Energy Micro, the energy friendly microcontroller and radio company, has announced the availability of a new development kit for its EFM32 Gecko microcontroller family. Priced at $309, the kit includes full SEGGER J-Trace and J-Link support, reducing the need for additional debugging tools.
The new Gecko development kit, named EFM32G-DK3550, is equipped with the energy friendly ARM Cortex-M3 EFM32G890F128 microcontroller. It is based on the main board from the bigger Leopard and Giant Gecko kits, providing an extensive range of features, and helping to speed up development cycles.
When using the EFM32G-DK3550, designers can directly access the Gecko MCU’s LCD and external bus interfaces. In addition the board offers a full complement of user interface hardware including a full color 320 x 240 resistive touch TFT display, supporting switches, a joystick and LEDs.

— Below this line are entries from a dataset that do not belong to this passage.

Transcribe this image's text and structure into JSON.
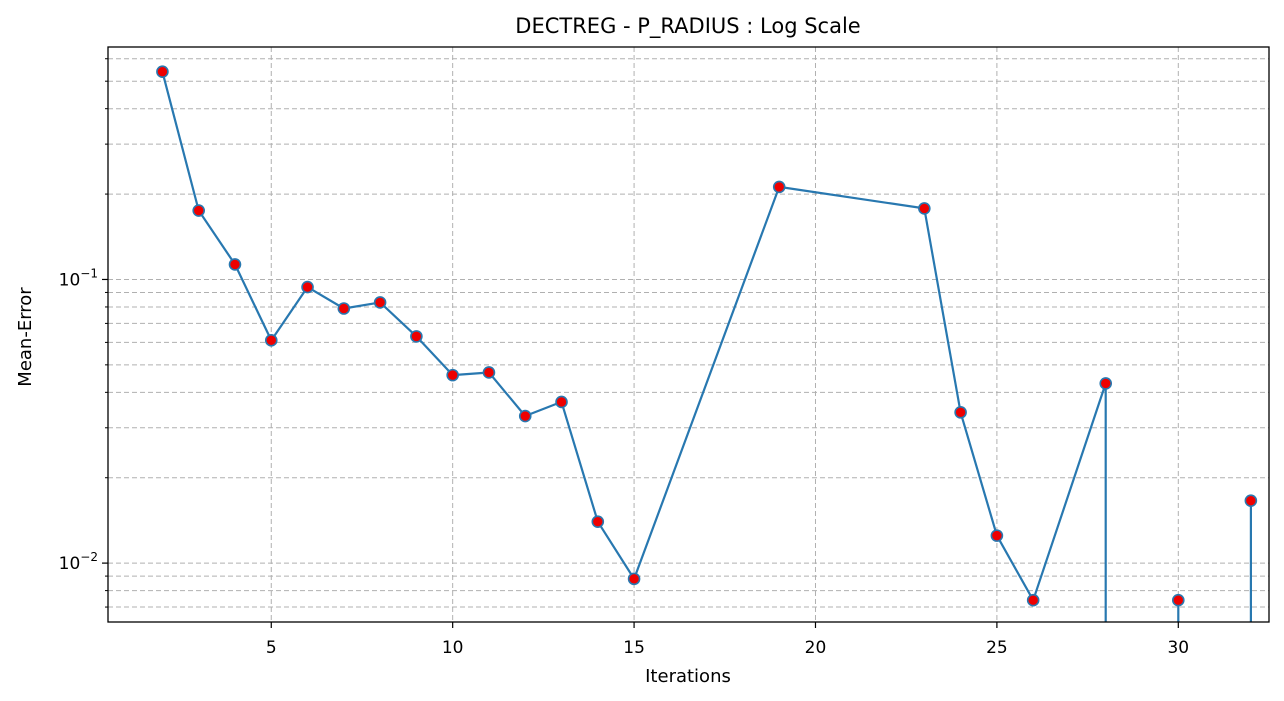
{
  "chart_data": {
    "type": "line",
    "title": "DECTREG - P_RADIUS : Log Scale",
    "xlabel": "Iterations",
    "ylabel": "Mean-Error",
    "xlim": [
      0.5,
      32.5
    ],
    "ylim": [
      0.0062,
      0.66
    ],
    "yscale": "log",
    "grid": true,
    "x_ticks": [
      5,
      10,
      15,
      20,
      25,
      30
    ],
    "y_ticks": [
      {
        "value": 0.01,
        "base": "10",
        "exp": "−2"
      },
      {
        "value": 0.1,
        "base": "10",
        "exp": "−1"
      }
    ],
    "y_minor_ticks": [
      0.007,
      0.008,
      0.009,
      0.02,
      0.03,
      0.04,
      0.05,
      0.06,
      0.07,
      0.08,
      0.09,
      0.2,
      0.3,
      0.4,
      0.5,
      0.6
    ],
    "series": [
      {
        "name": "Mean-Error",
        "line_color": "#2878b0",
        "marker_color": "#ee0000",
        "x": [
          2,
          3,
          4,
          5,
          6,
          7,
          8,
          9,
          10,
          11,
          12,
          13,
          14,
          15,
          19,
          23,
          24,
          25,
          26,
          28,
          30,
          32
        ],
        "values": [
          0.54,
          0.175,
          0.113,
          0.061,
          0.094,
          0.079,
          0.083,
          0.063,
          0.046,
          0.047,
          0.033,
          0.037,
          0.014,
          0.0088,
          0.212,
          0.178,
          0.034,
          0.0125,
          0.0074,
          0.043,
          0.0074,
          0.0166
        ],
        "segments": [
          [
            [
              2,
              0.54
            ],
            [
              3,
              0.175
            ],
            [
              4,
              0.113
            ],
            [
              5,
              0.061
            ],
            [
              6,
              0.094
            ],
            [
              7,
              0.079
            ],
            [
              8,
              0.083
            ],
            [
              9,
              0.063
            ],
            [
              10,
              0.046
            ],
            [
              11,
              0.047
            ],
            [
              12,
              0.033
            ],
            [
              13,
              0.037
            ],
            [
              14,
              0.014
            ],
            [
              15,
              0.0088
            ],
            [
              19,
              0.212
            ],
            [
              23,
              0.178
            ],
            [
              24,
              0.034
            ],
            [
              25,
              0.0125
            ],
            [
              26,
              0.0074
            ],
            [
              28,
              0.043
            ]
          ],
          [
            [
              28,
              0.043
            ],
            [
              28,
              0.0062
            ]
          ],
          [
            [
              30,
              0.0074
            ],
            [
              30,
              0.0062
            ]
          ],
          [
            [
              32,
              0.0166
            ],
            [
              32,
              0.0062
            ]
          ]
        ]
      }
    ]
  }
}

The list of kit features also includes a large, replaceable prototyping area, 16MB NOR-Flash and 4MB PSRAM, Ethernet MAC/PHY, support for MicroSD, audio I/O and I2S DAC, as well as an on-board USB debug interface. An on-board Advanced Energy Monitoring (AEM) system enables easy visualization of the prototype’s energy consumption.
Supporting the EFM32G-DK3550 is Energy Micro’s Simplicity Studio suite, which includes the unique energyAware Profiler. Interfacing directly with the kit’s AEM system via USB, all relevant system data can be read out and presented on a host computer as real-time graphs of current consumption and the related object code. Simplicity Studio further contains all relevant EFM32 Gecko code examples and application notes, and ensures that developers always have the latest available information from Energy Micro.
The EFM32-DK3550 is available now, starting at $309. More information can be found at http://www.energymicro.com/tools/efm32g-dk3550
Energy Micro’s Gecko microcontroller portfolio consists of more than 240 variants based on the ARM Cortex-M processor cores, and includes Gecko Technology benchmarked to consume just a quarter of the energy of competing 8-bit, 16-bit and 32-bit MCUs.